Bosket’s extensive work as Chair and Drug-Free Communities Project Director of a 65-agency community coalition has made him deeply aware of the impacts of historic trauma and the creative methods that support healing in youth. His most recent venture, ENGN {engine}, a civic creative organization, focuses on connecting civics, art, and life, continuing his legacy of fostering personal and community growth through creative exploration.
My Discovery of Embodied Energy
I came to understand creative blocks related to art making through an injury that left my spine frozen from the middle of my ribs to the base of my skull. While visiting neuromuscular therapist Dyal Singh Khalsa, my hands started moving involuntarily. He assured me it was excess energy my conscious mind couldn’t contain and instructed me to shake my hands above my head while chanting "Sat Nam" until I regained control.
This experience of excess energy moving through my whole body was my first exposure to embodied energy - which led to embodied knowledge - and abstraction was the only discipline that could contain all of what I learned. A creative block IS an energy block and there are tools to help you release them - read more in the Decoding Abstraction: Energy Embodied journal.
I was always on the move, pushing boundaries, teaching at Parsons and Yale—until burnout hit. I needed a quick, effective way to re-boost my creativity, so I created ‘no-time-needed’ exercises to reignite the mind and body. My students at Parsons, Columbia, etc felt it too—and asked for more. That’s when the Decoding Abstraction journal took shape—22 embodied Creative Exercises designed to jumpstart anyones creative flow in 60 seconds. And no, you don’t need to be 'fixed.' This journal doesn’t fix you—it uncovers the creative energy you already have, just waiting to be set free.
14 Creative Exercises for adventurous art lovers and 8 rejuvenating Business Exercises for professionals ready to boost their creative edge. A lot of these words feel weird to me, but they are literally what my students have said to me...so I'm putting them here out of respect. The exercises target 8 critical business skills—problem-solving, adaptability, communication, connection, and more.
I also studied with Lillee Chandra, a Somatic Experiencing® Practitioner and Clinical Orthopedic Massage Therapist and dear dear friend. She taught me yoga and I taught her drawing. Together, we developed Body Creative Immersions—body-oriented creative experiences. (Let us know if we should run these again!?) Through these workshops, we learned that attention directs intention, but often, our attention subconsciously wanders, leading our intention astray.

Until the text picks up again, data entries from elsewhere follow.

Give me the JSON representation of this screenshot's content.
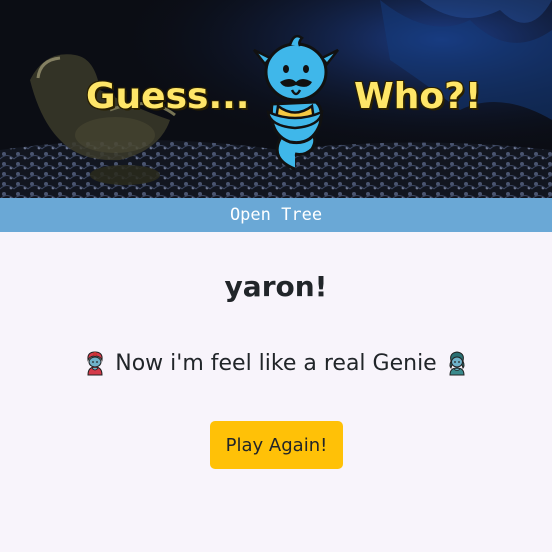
{
  "header": {
    "title_left": "Guess...",
    "title_right": "Who?!"
  },
  "nav": {
    "link_label": "Open Tree"
  },
  "result": {
    "player_name": "yaron!",
    "message": "Now i'm feel like a real Genie"
  },
  "actions": {
    "play_again_label": "Play Again!"
  },
  "colors": {
    "nav_bg": "#6aa8d6",
    "button_bg": "#ffc107",
    "title_yellow": "#ffe668",
    "genie_blue": "#3fb7ea"
  },
  "icons": [
    "lamp-background",
    "genie-logo",
    "man-genie-emoji",
    "woman-genie-emoji"
  ]
}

How do you bring your attention back under your protection? Try this Exercise: sit in a chair or on a couch, and push down hard on the arms or cushion beneath you. Slowly—slower than you think—release the push. Notice the sensations. Repeat, but this time focus on your feet. Most people feel lightness in their feet while pushing and heaviness when releasing. This simple awareness exercise shows that only what we give our attention to exists in our awareness - and the now is the only place you can affect change.
We also applied the science behind studies at Harvard in the field of neuroaesthetics (the cutting-edge science that digs into how your brain fires up during those gut-level reactions to art—breaking down the exact biological wiring behind beauty) that prove embodied visual stimulation while learning helps build new neural pathways enhancing cognitive functions and overall brain health by 30% .
Still working on it, as I get feedback, stay in touch and always feel free to send me drawing!
Be well, Tom
"The now is where the magic hums,
Where dreams take shape and time succumbs.
No future waits, no past to bind,
In this quick moment, change is signed."